Em termos de projecto a tal mão invisível, através da variação da taxa de juro, obrigará a determinados reajustamentos em função da maior ou menor escassês de capital. Por outro lado, como forma de não comprometer excessivamente as gerações futuras, a rendibilidade de cada projecto será um aspecto não despiciendo.
Não me sinto preparado para abordar teoricamente esta questão em termos macroeconómicos mas admito que existam limites ao endividamento de um país. Não sei como se determinam, o PIB pode ser um indicador pois é daí que vem a capacidade para os empréstimos poderem ser reembolsados. A menos que queiramos estar sujeitos ao que aconteceu na Islândia temos que estar atentos a este limite.
Cara Amiga A.,
Lamentavelmente, parece que o pior ainda está para chegar.
O que eu não compreendo é esta insistência recorrente de anúncios de mais crise.
Sendo a componente psicológica uma
causa determinante da crise quanto mais se fala nela mais ela avança.

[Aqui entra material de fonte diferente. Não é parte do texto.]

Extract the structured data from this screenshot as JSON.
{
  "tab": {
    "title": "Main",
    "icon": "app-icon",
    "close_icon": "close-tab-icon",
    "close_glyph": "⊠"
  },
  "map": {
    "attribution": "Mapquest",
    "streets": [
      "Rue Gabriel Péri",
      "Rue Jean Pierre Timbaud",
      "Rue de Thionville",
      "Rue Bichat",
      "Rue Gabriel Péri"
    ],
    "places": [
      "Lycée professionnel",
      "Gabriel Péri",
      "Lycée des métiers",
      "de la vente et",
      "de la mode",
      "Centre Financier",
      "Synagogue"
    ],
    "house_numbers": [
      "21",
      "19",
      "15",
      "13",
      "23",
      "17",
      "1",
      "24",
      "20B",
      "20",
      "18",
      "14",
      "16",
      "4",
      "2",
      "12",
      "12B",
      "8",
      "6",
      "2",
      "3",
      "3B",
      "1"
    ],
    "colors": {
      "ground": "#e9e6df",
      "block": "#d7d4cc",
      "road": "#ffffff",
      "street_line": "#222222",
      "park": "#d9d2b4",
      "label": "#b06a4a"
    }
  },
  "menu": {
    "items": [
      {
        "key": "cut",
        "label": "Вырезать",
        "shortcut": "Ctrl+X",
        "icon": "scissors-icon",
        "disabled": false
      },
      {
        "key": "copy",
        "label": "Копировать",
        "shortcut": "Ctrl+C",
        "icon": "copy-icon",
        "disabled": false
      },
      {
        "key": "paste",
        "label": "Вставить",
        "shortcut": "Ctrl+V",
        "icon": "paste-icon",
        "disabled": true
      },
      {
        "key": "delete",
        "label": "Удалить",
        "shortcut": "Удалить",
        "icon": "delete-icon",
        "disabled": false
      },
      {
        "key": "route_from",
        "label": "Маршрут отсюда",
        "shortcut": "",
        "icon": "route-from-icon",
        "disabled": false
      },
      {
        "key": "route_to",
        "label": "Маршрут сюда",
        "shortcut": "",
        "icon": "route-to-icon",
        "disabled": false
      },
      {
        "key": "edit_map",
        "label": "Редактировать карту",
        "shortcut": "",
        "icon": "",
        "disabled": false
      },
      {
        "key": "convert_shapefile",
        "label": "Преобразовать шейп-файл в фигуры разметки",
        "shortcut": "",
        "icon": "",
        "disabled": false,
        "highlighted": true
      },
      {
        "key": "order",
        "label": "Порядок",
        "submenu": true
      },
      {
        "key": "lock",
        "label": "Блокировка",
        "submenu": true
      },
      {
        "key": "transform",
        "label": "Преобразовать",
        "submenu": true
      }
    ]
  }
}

Devo confessar-lhe a minha dificuldade em perceber tanto anúncio de dias piores sem que apareça vivalma a dizer como inverter a corrente.
Meu Caro L. Machado,
Dizes, alem do mais, que
" Por outro lado, como forma de não comprometer excessivamente as gerações futuras, a rendibilidade de cada projecto será um aspecto não despiciendo."
Pois eu penso que, mais que não dispiciendo, é o mais relevante.
Imagina que o novo aeroporto permitirá, só por si, um crescimento do PIB em 30% nos dez anos a seguir á entrada em funcionamento. (Estou a exagerar valores para melhor exemplificar o meu raciocínio)
Imagina que, no mesmo período, as transferências por reembolsos e juros para o estrangeiro, são no mesmo período de metade dos tais 30%. Nestas condições, o contributo do projecto para o RNB é positivo pela diferença, seja 15% do PIB.
Embora haja aumento de endividamento, as gerações futuras não são prejudicadas mas benificiadas: passam a ter um aeroporto novo e menos dívidas a pagar ao fim de 10 anos.
Por tudo isto é que eu suponho que, mais do que o crescimento do endividamento, é preocupante, sim, a realização de projectos que não garantam rentabilidade suficiente para remunerar os capitais investidos, sejam eles próprios ou pedidos de empréstimo ao estrangeiro.
Ainda há dias troquei comentários com Tavares Moreira no 4ª República acerca deste mesmo assunto.
Anda muita gente preocupada com o endividamento externo, o que eu comprrendo, mas eu penso que essa
preocupação está subalternizar uma outra mais relevante: a do mérito económico dos projectos.
Que tem um inconveniente, concordo: obriga à massada de fazer muitas contas e de discutir-lhe as premissas.
A raiz do problema está na forma como continuamos a pensar o desenvolvimento. Crescer, crescer, crescer...como se o mundo fosse infinito. A economia hoje proporciona um nível de bem estar e riqueza inaudito,muito superior às nossas necessidades, mas continuamos a lamentar não termos mais e mais, uma segunda e terceira casa, um carro mais potente...e daí a espiral de pseudo riqueza material que nos obriga ao endividamento.
Gostei muito deste post. Abraço, João Vaz
Olá João, bom dia!
Obrigado. É sempre gratificante saber que alguém lê aquilo que escrevemos.
Concordo inteiramente contigo que não é possível por muito mais tempo entender o desenvolvimento humano centrado no consumo ou na apropriação crescente e ilimitada.
A moderação desta tendência que tem animado o mundo nos dois últimos séculos, e que foi motor de um espantoso crescimento social, embora muito desigual, não vai ser fácil.
Geralmente, a história ensina-nos, a humanidade só inverte a marcha frente ao abismo e depois de muitos terem caído nele.
Terá já aprendido o suficiente para, desta vez,escolher racionalmente outros caminhos? Esperemos que sim.